Am 05.10.2012 10:26, schrieb Brandon Coleman:
On Thursday, October 4, 2012 8:35:40 PM UTC-5, Ben Fritz wrote:
On Thursday, October 4, 2012 7:06:22 PM UTC-5, Brandon Coleman wrote:
I had the idea of creating a command that would "link" two windows
together so that whatever buffer is loaded in window 1 would be in
the window 5 on tab 2.  The problem with this idea is that there is
not a unique ID for each window,  So I came up with the proof of
concept unique number patch below.
But first a few question:
Is this something that is implemented and I just missed the code?
Is this the correct way to implement a unique window ID?
Would the VIM community be open to accepting a patch if I brought
this code up to standards?

Can you tell us why you think you need unique window IDs? This seems
like something that could be done with a mixture of buffer-local,
window-local, and/or tab-local variables or options.
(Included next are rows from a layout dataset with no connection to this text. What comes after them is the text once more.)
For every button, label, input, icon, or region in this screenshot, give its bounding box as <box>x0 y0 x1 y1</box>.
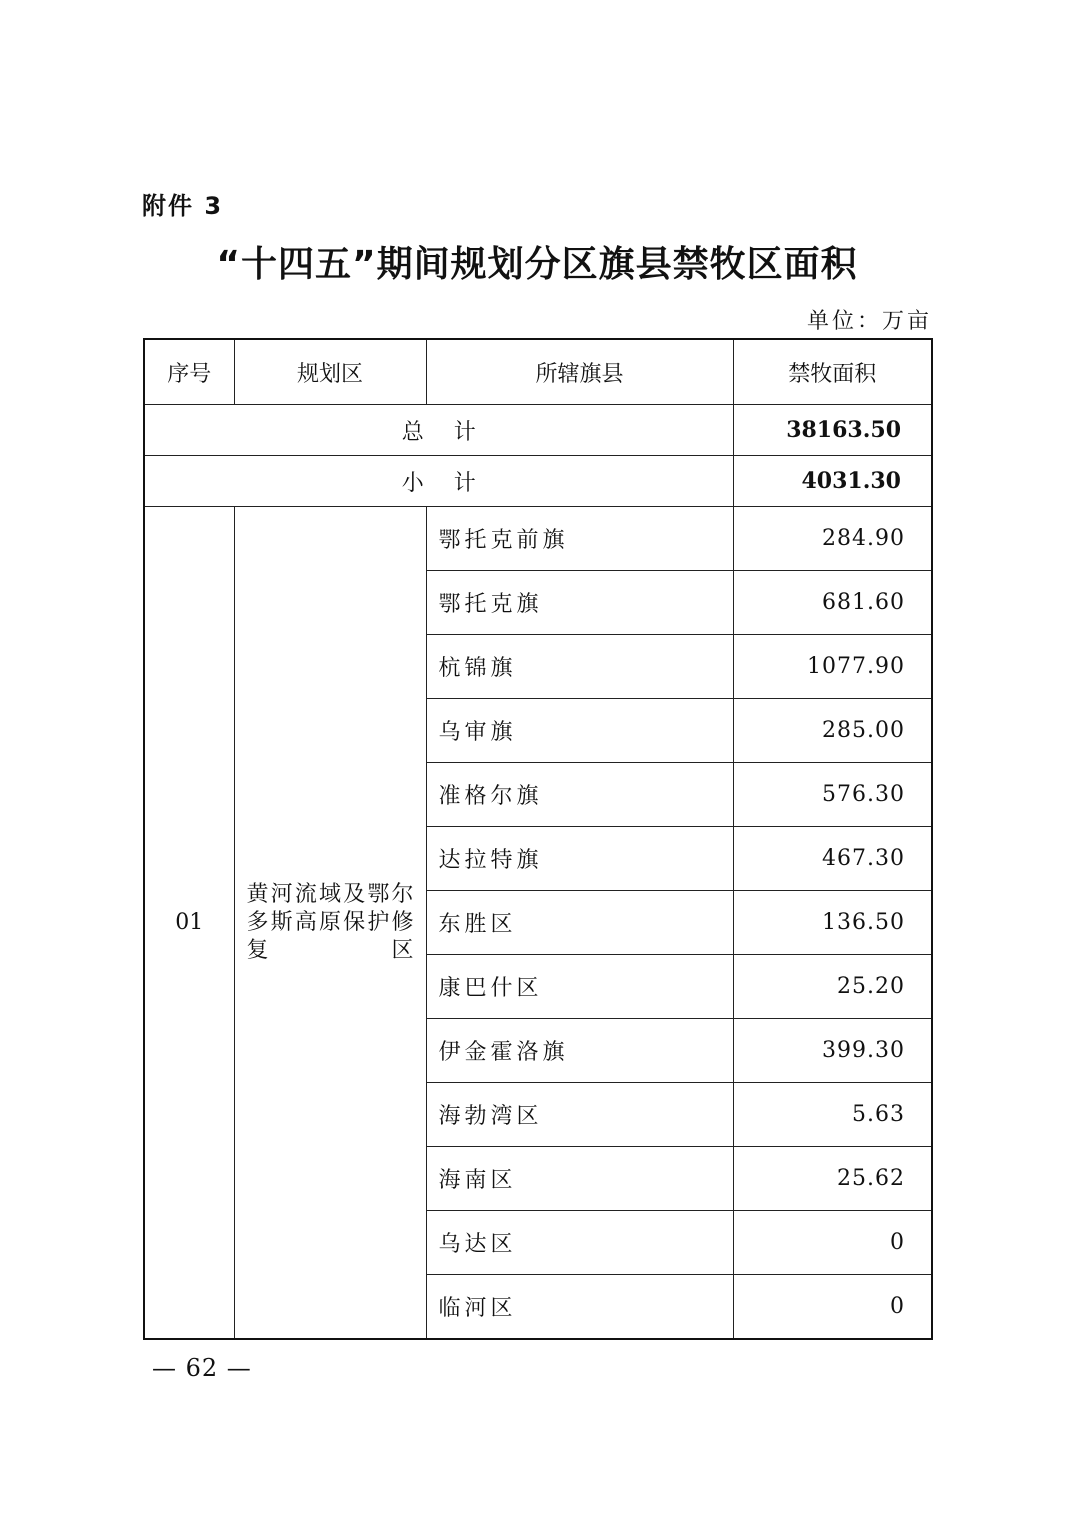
group-index: 01 <box>144 507 234 1340</box>
county-name: 临河区 <box>426 1275 733 1340</box>
county-area: 576.30 <box>733 763 932 827</box>
attachment-label: 附件 3 <box>142 192 224 220</box>
county-area: 25.62 <box>733 1147 932 1211</box>
header-area: 禁牧面积 <box>733 339 932 405</box>
total-label: 总计 <box>144 405 733 456</box>
county-area: 25.20 <box>733 955 932 1019</box>
subtotal-value: 4031.30 <box>733 456 932 507</box>
county-name: 鄂托克前旗 <box>426 507 733 571</box>
county-area: 285.00 <box>733 699 932 763</box>
county-name: 杭锦旗 <box>426 635 733 699</box>
county-area: 0 <box>733 1275 932 1340</box>
unit-label: 单位：万亩 <box>806 309 932 334</box>
header-index: 序号 <box>144 339 234 405</box>
group-zone: 黄河流域及鄂尔多斯高原保护修复区 <box>234 507 426 1340</box>
county-name: 准格尔旗 <box>426 763 733 827</box>
county-name: 海南区 <box>426 1147 733 1211</box>
county-area: 1077.90 <box>733 635 932 699</box>
header-county: 所辖旗县 <box>426 339 733 405</box>
county-name: 伊金霍洛旗 <box>426 1019 733 1083</box>
total-value: 38163.50 <box>733 405 932 456</box>
county-area: 681.60 <box>733 571 932 635</box>
county-area: 0 <box>733 1211 932 1275</box>
subtotal-label: 小计 <box>144 456 733 507</box>
document-title: “十四五”期间规划分区旗县禁牧区面积 <box>216 244 858 285</box>
subtotal-row <box>144 456 932 507</box>
header-zone: 规划区 <box>234 339 426 405</box>
county-name: 乌达区 <box>426 1211 733 1275</box>
table-row <box>144 507 932 571</box>
county-name: 海勃湾区 <box>426 1083 733 1147</box>
table-header-row <box>144 339 932 405</box>
county-area: 284.90 <box>733 507 932 571</box>
county-area: 136.50 <box>733 891 932 955</box>
county-area: 399.30 <box>733 1019 932 1083</box>
grazing-ban-table <box>143 338 933 1340</box>
county-area: 5.63 <box>733 1083 932 1147</box>
county-name: 达拉特旗 <box>426 827 733 891</box>
county-name: 康巴什区 <box>426 955 733 1019</box>
page-number: — 62 — <box>152 1354 252 1382</box>
county-name: 鄂托克旗 <box>426 571 733 635</box>
total-row <box>144 405 932 456</box>
county-name: 东胜区 <box>426 891 733 955</box>
county-area: 467.30 <box>733 827 932 891</box>
county-name: 乌审旗 <box>426 699 733 763</box>
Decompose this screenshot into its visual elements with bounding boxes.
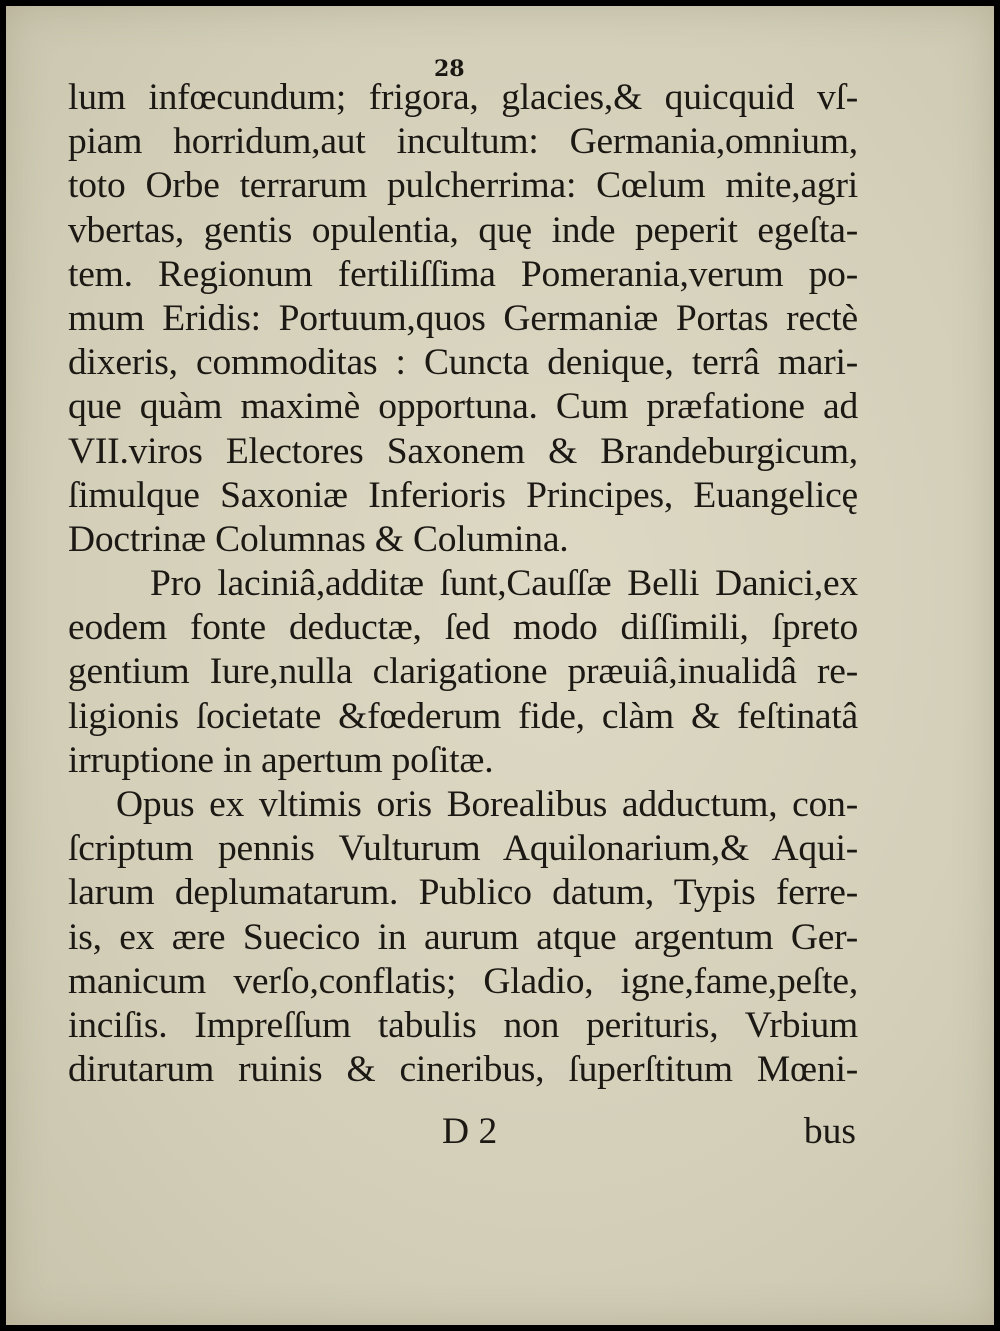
text-line: gentium Iure,nulla clarigatione præuiâ,inualidâ re- xyxy=(68,651,858,693)
text-line: Opus ex vltimis oris Borealibus adductum, con- xyxy=(116,784,858,825)
text-line: vbertas, gentis opulentia, quę inde peperit egeſta- xyxy=(68,209,858,251)
text-line: manicum verſo,conflatis; Gladio, igne,fame,peſte, xyxy=(68,960,858,1002)
text-line: dirutarum ruinis & cineribus, ſuperſtitum Mœni- xyxy=(68,1049,858,1091)
text-line: lum infœcundum; frigora, glacies,& quicquid vſ- xyxy=(68,77,858,118)
text-line: ſcriptum pennis Vulturum Aquilonarium,& Aqui- xyxy=(68,828,858,870)
page-number: 28 xyxy=(434,56,465,82)
text-line: tem. Regionum fertiliſſima Pomerania,verum po- xyxy=(68,253,858,295)
text-line: irruptione in apertum poſitæ. xyxy=(68,739,494,781)
text-line: Doctrinæ Columnas & Columina. xyxy=(68,518,569,560)
text-line: toto Orbe terrarum pulcherrima: Cœlum mite,agri xyxy=(68,165,858,207)
signature-mark: D 2 xyxy=(442,1111,498,1152)
page-footer xyxy=(68,1110,858,1154)
text-line: is, ex ære Suecico in aurum atque argentum Ger- xyxy=(68,916,858,958)
book-page xyxy=(6,6,994,1325)
text-line: dixeris, commoditas : Cuncta denique, terrâ mari- xyxy=(68,342,858,384)
text-line: larum deplumatarum. Publico datum, Typis ferre- xyxy=(68,872,858,914)
text-line: que quàm maximè opportuna. Cum præfatione ad xyxy=(68,386,858,428)
catchword: bus xyxy=(803,1111,856,1152)
text-line: ſimulque Saxoniæ Inferioris Principes, Euangelicę xyxy=(68,474,858,516)
text-line: eodem fonte deductæ, ſed modo diſſimili, ſpreto xyxy=(68,607,858,649)
text-line: ligionis ſocietate &fœderum fide, clàm & feſtinatâ xyxy=(68,695,858,737)
text-line: VII.viros Electores Saxonem & Brandeburgicum, xyxy=(68,430,858,472)
text-line: piam horridum,aut incultum: Germania,omnium, xyxy=(68,121,858,163)
text-line: inciſis. Impreſſum tabulis non perituris, Vrbium xyxy=(68,1004,858,1046)
body-text xyxy=(68,76,858,1092)
text-line: Pro laciniâ,additæ ſunt,Cauſſæ Belli Danici,ex xyxy=(150,563,858,605)
text-line: mum Eridis: Portuum,quos Germaniæ Portas rectè xyxy=(68,297,858,339)
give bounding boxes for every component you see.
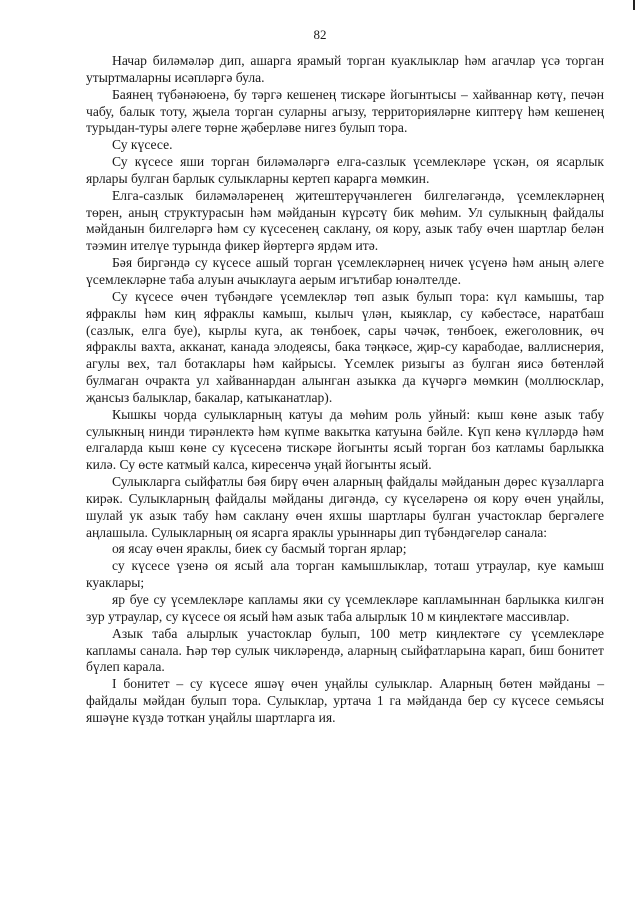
paragraph: Кышкы чорда сулыкларның катуы да мөһим роль уйный: кыш көне азык табу сулыкның нинди тирәнлектә һәм күпме вакытка катуына бәйле. Күп кенә күлләрдә һәм елгаларда кыш көне су күсесенә тискәре йогынты ясый торган боз катламы барлыкка килә. Су өсте катмый калса, киресенчә уңай йогынты ясый. [86, 406, 604, 473]
page-number: 82 [313, 27, 327, 42]
page-body [86, 53, 604, 727]
paragraph: Баянең түбәнәюенә, бу тәргә кешенең тискәре йогынтысы – хайваннар көтү, печән чабу, балык тоту, җыела торган суларны агызу, территорияләрне киптерү һәм кешенең турыдан-туры әлеге төрне җәберләве нигез булып тора. [86, 86, 604, 136]
paragraph: Су күсесе өчен түбәндәге үсемлекләр төп азык булып тора: күл камышы, тар яфраклы һәм киң яфраклы камыш, кылыч үлән, кыяклар, су кәбестәсе, наратбаш (сазлык, елга буе), кырлы куга, ак төнбоек, сары чәчәк, төнбоек, ежеголовник, өч яфраклы вахта, акканат, канада элодеясы, бака тәңкәсе, җир-су карабодае, валлиснерия, агулы вех, тал ботаклары һәм кайрысы. Үсемлек ризыгы аз булган яисә бөтенләй булмаган очракта ул хайваннардан алынган азыкка да күчәргә мөмкин (моллюсклар, җансыз балыклар, бакалар, катыканатлар). [86, 288, 604, 405]
paragraph: Сулыкларга сыйфатлы бәя бирү өчен аларның файдалы мәйданын дөрес күзалларга кирәк. Сулыкларның файдалы мәйданы дигәндә, су күселәренә оя кору өчен уңайлы, шулай ук азык табу һәм саклану өчен яхшы шартлары булган участоклар бергәлеге аңлашыла. Сулыкларның оя ясарга яраклы урыннары дип түбәндәгеләр санала: [86, 474, 604, 540]
scan-edge-mark [633, 0, 635, 10]
list-item: оя ясау өчен яраклы, биек су басмый торган ярлар; [112, 541, 407, 557]
paragraph: Бәя биргәндә су күсесе ашый торган үсемлекләрнең ничек үсүенә һәм аның әлеге үсемлекләрне таба алуын ачыклауга аерым игътибар юнәлтелде. [86, 255, 604, 287]
paragraph: Начар биләмәләр дип, ашарга ярамый торган куаклыклар һәм агачлар үсә торган утыртмаларны исәпләргә була. [86, 53, 604, 85]
section-heading: Су күсесе. [112, 137, 173, 153]
list-item: су күсесе үзенә оя ясый ала торган камышлыклар, тоташ утраулар, куе камыш куаклары; [86, 558, 604, 591]
paragraph: Азык таба алырлык участоклар булып, 100 метр киңлектәге су үсемлекләре капламы санала. Һәр төр сулык чикләрендә, аларның сыйфатларына карап, биш бонитет бүлеп карала. [86, 625, 604, 675]
paragraph: I бонитет – су күсесе яшәү өчен уңайлы сулыклар. Аларның бөтен мәйданы – файдалы мәйдан булып тора. Сулыклар, уртача 1 га мәйданда бер су күсесе семьясы яшәүне күздә тоткан уңайлы шартларга ия. [86, 676, 604, 725]
list-item: яр буе су үсемлекләре капламы яки су үсемлекләре капламыннан барлыкка килгән зур утраулар, су күсесе оя ясый һәм азык таба алырлык 10 м киңлектәге массивлар. [86, 592, 604, 624]
paragraph: Су күсесе яши торган биләмәләргә елга-сазлык үсемлекләре үскән, оя ясарлык ярлары булган барлык сулыкларны кертеп карарга мөмкин. [86, 154, 604, 186]
paragraph: Елга-сазлык биләмәләренең җитештерүчәнлеген билгеләгәндә, үсемлекләрнең төрен, аның структурасын һәм мәйданын күрсәтү бик мөһим. Ул сулыкның файдалы мәйданын билгеләргә һәм су күсесенең саклану, оя кору, азык табу өчен шартлар белән тәэмин ителүе турында фикер йөртергә ярдәм итә. [86, 187, 604, 254]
1. bufnr() is unique, but winnr() and tabpagenr() are not.. I feel
that this is confusing and unexpected from the point of view of
someone creating a vim script.

2. The real problem for me is that find_win_by_winnr(4,null) returns
the fourth window in the current page.  I can't find and work with a
specific window.

At the very least, you should certainly not REPLACE the existing
window number. The window number is set in a predictable way and can
be used to switch to specific windows with <C-W><C-W>. Making the
window number unique and static would make this impossible without
first calling a function to figure out what the window number is.

This patch should create the function uwinnr(), leaving winnr() alone.

As Ben said ...
You can "tag" a window by creating a window-local variable and you can
"tag" a tab page by creating a tab-page-local variable.  Both combined
result in "unique" window ID.

To find the window with this ID again, you have to go through all
windows in all tab pages (is this what you are worried about?) -- but
this is only the worst case, when the layout has changed.  Of course you
will check the last remembered tabpagenr+winnr first, then all windows
in the last remembered tab page, and after that all windows in all tab
pages.  It's something that a vimscript can do.

--
Andy

I'd like to know why everybody wants to further bloat Vim's core.